Derrière les catastrophes, des migrants oubliés ?
Le sort des réfugiés, qui dormaient sous les ponts de la Roya italienne, inquiète les associations, comme leur oubli face à la Covid. À Monaco, la Croix-Rouge redoute une chute durable des aides
Lundi 5 octobre. Vintimille émerge d’un week-end de tempête avec la gueule de bois. Ses rues souillées par la boue, ses hauteurs défigurées par les torrents. Comme dans la Roya française, ils sont des centaines à se réunir dans la ville, pelles et raclettes en mains, pour nettoyer les dégâts d’Alex.
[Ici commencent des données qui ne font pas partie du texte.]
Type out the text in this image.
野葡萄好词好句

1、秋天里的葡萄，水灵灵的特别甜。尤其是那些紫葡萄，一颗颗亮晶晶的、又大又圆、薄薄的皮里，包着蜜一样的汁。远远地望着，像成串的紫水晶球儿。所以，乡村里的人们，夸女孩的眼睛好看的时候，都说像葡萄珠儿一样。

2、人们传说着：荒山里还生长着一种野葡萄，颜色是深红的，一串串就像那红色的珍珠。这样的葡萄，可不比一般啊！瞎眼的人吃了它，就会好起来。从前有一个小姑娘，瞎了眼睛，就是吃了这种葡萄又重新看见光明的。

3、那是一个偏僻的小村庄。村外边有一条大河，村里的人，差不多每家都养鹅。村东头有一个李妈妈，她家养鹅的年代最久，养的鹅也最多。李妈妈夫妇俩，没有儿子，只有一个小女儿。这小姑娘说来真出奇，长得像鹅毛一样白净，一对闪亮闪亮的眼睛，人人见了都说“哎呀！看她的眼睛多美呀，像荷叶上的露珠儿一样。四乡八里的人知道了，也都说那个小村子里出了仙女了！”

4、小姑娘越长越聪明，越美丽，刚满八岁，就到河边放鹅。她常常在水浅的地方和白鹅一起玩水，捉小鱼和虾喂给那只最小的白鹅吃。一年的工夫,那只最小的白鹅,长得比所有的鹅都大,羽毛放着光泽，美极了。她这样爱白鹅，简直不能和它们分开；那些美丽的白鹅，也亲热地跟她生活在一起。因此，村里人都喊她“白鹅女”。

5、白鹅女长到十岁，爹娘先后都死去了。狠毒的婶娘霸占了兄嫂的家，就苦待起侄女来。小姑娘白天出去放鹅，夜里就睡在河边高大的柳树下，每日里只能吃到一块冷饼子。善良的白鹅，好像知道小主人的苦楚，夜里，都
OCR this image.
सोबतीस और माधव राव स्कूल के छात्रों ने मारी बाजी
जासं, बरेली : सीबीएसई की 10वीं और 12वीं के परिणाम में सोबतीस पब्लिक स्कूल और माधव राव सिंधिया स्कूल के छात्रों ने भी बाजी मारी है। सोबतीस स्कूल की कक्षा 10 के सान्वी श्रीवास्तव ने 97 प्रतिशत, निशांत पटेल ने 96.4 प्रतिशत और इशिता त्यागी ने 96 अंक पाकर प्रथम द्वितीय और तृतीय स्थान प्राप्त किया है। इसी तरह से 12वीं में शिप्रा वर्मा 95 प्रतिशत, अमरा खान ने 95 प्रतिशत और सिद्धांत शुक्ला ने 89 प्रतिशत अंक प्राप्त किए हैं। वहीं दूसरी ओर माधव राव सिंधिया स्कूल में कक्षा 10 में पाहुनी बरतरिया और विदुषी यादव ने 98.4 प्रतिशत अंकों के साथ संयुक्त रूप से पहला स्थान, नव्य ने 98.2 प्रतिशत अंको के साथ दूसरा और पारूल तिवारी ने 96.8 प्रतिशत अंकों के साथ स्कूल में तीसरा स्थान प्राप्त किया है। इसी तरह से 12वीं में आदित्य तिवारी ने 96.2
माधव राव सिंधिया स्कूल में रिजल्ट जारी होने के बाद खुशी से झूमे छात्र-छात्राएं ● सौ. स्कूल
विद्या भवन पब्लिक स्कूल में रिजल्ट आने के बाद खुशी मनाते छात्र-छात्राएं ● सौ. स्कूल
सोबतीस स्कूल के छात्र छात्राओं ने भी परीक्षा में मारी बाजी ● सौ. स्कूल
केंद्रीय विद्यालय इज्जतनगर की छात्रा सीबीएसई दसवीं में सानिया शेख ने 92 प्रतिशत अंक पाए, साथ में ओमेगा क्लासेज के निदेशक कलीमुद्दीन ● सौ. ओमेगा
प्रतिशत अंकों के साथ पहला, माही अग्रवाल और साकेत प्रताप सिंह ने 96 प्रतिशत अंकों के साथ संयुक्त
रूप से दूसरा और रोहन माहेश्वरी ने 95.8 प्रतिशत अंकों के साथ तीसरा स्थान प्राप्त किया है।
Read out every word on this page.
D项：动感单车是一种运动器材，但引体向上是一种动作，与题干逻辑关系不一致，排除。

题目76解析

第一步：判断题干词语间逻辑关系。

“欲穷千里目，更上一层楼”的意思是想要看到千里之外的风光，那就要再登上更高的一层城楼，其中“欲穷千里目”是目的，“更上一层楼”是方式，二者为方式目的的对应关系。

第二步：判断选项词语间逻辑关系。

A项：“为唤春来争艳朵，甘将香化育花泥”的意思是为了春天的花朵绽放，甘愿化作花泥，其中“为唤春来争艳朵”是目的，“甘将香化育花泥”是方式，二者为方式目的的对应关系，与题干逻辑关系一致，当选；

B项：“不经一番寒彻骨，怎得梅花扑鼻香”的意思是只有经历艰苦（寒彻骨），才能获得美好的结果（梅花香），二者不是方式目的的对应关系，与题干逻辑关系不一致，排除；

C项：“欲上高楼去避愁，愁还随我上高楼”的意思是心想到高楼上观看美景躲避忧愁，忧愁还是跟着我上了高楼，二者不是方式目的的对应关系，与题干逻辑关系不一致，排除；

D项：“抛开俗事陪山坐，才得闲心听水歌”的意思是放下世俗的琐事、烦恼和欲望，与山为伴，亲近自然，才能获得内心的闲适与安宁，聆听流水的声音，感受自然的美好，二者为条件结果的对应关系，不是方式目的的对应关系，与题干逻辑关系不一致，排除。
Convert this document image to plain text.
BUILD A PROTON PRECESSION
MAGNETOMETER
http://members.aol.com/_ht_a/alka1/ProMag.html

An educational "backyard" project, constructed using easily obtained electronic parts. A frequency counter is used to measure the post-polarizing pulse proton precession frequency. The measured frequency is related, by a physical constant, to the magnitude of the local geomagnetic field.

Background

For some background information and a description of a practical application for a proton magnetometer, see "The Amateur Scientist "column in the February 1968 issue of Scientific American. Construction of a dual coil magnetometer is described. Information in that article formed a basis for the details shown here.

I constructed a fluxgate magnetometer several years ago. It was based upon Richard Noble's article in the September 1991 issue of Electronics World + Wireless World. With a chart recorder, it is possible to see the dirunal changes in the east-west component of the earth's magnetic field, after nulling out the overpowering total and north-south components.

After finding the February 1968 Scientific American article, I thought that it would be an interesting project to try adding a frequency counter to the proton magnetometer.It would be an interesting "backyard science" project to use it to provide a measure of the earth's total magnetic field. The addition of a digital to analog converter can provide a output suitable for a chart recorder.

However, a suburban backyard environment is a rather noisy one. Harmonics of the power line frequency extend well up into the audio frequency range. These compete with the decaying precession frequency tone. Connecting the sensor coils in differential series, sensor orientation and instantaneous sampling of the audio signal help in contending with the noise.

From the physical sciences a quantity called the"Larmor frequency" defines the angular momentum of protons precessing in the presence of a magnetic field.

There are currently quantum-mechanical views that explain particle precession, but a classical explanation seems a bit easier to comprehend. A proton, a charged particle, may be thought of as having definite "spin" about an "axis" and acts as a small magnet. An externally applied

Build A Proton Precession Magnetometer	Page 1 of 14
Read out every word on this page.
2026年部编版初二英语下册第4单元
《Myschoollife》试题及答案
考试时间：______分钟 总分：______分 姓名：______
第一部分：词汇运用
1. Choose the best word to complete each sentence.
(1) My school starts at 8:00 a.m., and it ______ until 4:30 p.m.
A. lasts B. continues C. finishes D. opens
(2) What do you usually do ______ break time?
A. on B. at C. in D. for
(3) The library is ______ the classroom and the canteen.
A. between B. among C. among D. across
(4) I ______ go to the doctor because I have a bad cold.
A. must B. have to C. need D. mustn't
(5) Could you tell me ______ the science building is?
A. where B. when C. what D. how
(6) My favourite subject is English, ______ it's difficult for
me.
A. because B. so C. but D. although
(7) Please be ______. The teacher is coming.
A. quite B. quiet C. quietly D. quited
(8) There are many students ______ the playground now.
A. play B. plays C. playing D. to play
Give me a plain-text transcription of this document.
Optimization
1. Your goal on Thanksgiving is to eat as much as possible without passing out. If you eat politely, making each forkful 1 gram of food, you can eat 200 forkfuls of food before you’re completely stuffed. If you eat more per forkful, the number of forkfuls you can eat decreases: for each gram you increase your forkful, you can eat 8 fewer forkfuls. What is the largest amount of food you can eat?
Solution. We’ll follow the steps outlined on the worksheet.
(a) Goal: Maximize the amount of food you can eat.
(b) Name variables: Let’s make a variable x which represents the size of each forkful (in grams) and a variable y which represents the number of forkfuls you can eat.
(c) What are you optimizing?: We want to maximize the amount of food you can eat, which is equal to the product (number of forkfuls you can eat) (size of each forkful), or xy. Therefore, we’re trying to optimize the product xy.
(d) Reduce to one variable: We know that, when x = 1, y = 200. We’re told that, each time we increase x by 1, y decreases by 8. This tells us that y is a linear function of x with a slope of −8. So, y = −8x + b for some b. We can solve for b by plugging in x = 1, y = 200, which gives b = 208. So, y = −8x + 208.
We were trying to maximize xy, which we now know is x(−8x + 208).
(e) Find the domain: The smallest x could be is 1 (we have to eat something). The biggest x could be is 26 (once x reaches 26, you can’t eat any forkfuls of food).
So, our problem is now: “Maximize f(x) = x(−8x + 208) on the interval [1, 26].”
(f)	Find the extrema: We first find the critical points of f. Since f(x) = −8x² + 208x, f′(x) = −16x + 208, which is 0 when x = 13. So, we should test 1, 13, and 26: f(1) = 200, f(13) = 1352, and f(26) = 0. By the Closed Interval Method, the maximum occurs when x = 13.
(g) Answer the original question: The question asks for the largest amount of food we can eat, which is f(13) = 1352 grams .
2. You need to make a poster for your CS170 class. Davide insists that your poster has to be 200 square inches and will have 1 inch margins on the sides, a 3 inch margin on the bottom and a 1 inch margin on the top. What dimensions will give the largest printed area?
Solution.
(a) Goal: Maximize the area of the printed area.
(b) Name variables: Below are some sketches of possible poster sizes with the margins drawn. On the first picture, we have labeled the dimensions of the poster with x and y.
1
Au milieu de ce flot solidaire, des migrants.
« Aujourd’hui, il y a au moins 300 personnes engagées à Vintimille, nous avons également eu une bonne réponse de la part de migrants, des gars formidables qui ont donné un excellent coup de main », souligne le conseiller municipal Daniele Sismondini, dans les colonnes de Sanremonews.
Quelques heures plus tard, dans l’indifférence la plus totale, un migrant sera identifié parmi les corps recrachés vulgairement dans la Méditerranée.
Pas étonnant lorsqu’on sait que selon les dernières estimations des associations et ONG locales, entre 150 et 300 migrants dormaient sous les ponts de la Roya ou sur les plages les jours précédents les terribles caprices du ciel.
« Une situation critique », selon Claude Fabbretti, directeur opérationnel des sections humanitaire internationale et secourisme à la Croix-Rouge monégasque, due essentiellement à la fermeture au coeur de l’été du camp d’accueil de Vintimille.
La théorie des éoliennes
Campo Rosso, un espace ouvert que la Principauté aimait animer d’initiatives pour faciliter l’intégration des demandeurs d’asile. Au printemps 2018, la princesse Caroline et sa belle-fille, Béatrice Casiraghi, y avaient ainsi partagé quelques moments de complicité avec les bénéficiaires de l’espace mèresenfants. Une image de carte postale loin de la réalité d’aujourd’hui. Lors des dernières distributions de nourritures organisées à Vintimille par des associations telles que Roya citoyenne ou Caritas, les conditions n’avaient rien de décentes, souligne Suzel Prio, membre de Roya Citoyenne. « C’était sur le parking en face du cimetière, les pieds dans la boue. » « Le maire de Vintimille ne veut plus de camp dans sa ville », ajoute la bénévole.
« C’est un peu comme les éoliennes, tout le monde est d’accord pour qu’il y en ait, mais pas à côté de chez soi », confirme Claude Fabbretti, qui décrit des nuits où les réfugiés dorment avec les bruits des sangliers voisins comme berceuse, près de cours d’eau entre-temps devenus meurtriers. Et maintenant ?
Un hotspot ? Non !
Maintenant, c’est demain. C’est l’hiver qui approche. « Ceux qui sont là vont souffrir. Ils sont déjà dans une situation d’extrême précarité parce qu’ils vivent au bord de la rivière Roya, sans chauffage évidemment. Il peut y avoir d’autres crues et il y a pas mal de renards aussi. » « On faisait quelques accompagnements depuis quelque temps car les passages de la frontière recommençaient. On faisait des hébergements après avoir déposé des déclarations de demandeurs d’asile à la gendarmerie. Mais là on ne sait pas comment on va pouvoir les aider. On avait déjà dénoncé le fait qu’ils soient contraints de vivre rapprochés tous ensemble, sans distanciation sociale malgré la Covid. Et avec la tempête, on ne peut plus assurer les maraudes, certainement pour un moment… », déplore Suzel Prio.
Et ce n’est pas les dernières rumeurs transalpines qui rassurent Claude Fabbretti.
« Ils parlent de rouvrir une structure à Vintimille qui serait un hotspot fermé, pour inciter les gens à faire des demandes d’asile. Mais si c’est fermé et que les gens ne sont pas libres d’entrer et sortir, la Croix-Rouge Italienne ne se portera pas candidate pour le gérer ».
En attendant, les deux antennes persévèrent à aider une poignée de demandeurs d’asile depuis Vintimille (lire ci-contre).